Public domain games are basically any games not owned as the intellectual or commercial property of a particular individual or company. These are typically games that are older than many copyright laws or that have entered the public domain through general play with no claim of ownership over the game itself. Many of these public domain games are available from multiple game companies, or can be played using cards or other products available from different manufacturers.

Card games, for example, are some of the most common and popular public domain games that many people might encounter. Most of these games can be played using one or more decks of standard playing cards, which are fairly regulated and made in similar ways by different manufacturers. These games include everything from poker to bridge, and are often sold with books or special decks that can be used to provide rules on how to play the games.

Other public domain games often use boards or other pieces available from different manufacturers. Chess and checkers, for example, are frequently played using boards and pieces that can be purchased from a number of different companies or made by private individuals. Other games, such as dominoes and mahjong, use tiles and various sets of rules to play games that have been popular for decades or centuries.

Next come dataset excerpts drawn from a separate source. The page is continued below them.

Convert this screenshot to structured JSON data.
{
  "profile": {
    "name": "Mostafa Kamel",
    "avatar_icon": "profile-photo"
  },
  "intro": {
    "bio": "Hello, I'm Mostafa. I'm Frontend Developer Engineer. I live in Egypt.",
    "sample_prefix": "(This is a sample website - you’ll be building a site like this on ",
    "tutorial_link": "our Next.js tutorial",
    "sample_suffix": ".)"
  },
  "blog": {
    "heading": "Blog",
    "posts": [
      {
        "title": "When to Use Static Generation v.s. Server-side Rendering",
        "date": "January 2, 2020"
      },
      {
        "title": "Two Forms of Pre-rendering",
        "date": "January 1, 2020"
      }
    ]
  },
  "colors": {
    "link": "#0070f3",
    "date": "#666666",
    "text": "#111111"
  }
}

Public domain games can also include those games commonly found on school yards and playgrounds. Children often make up their own games, or variations of established games, but there are a number of public domain games that remain popular among subsequent generations. Games such as tag and hopscotch, or scotch-hoppers, are often found in numerous countries and are engaged in by children of many different cultures. Elaborate rules systems and local variations are fairly common as well, though certain core aspects of such games typically remain the same.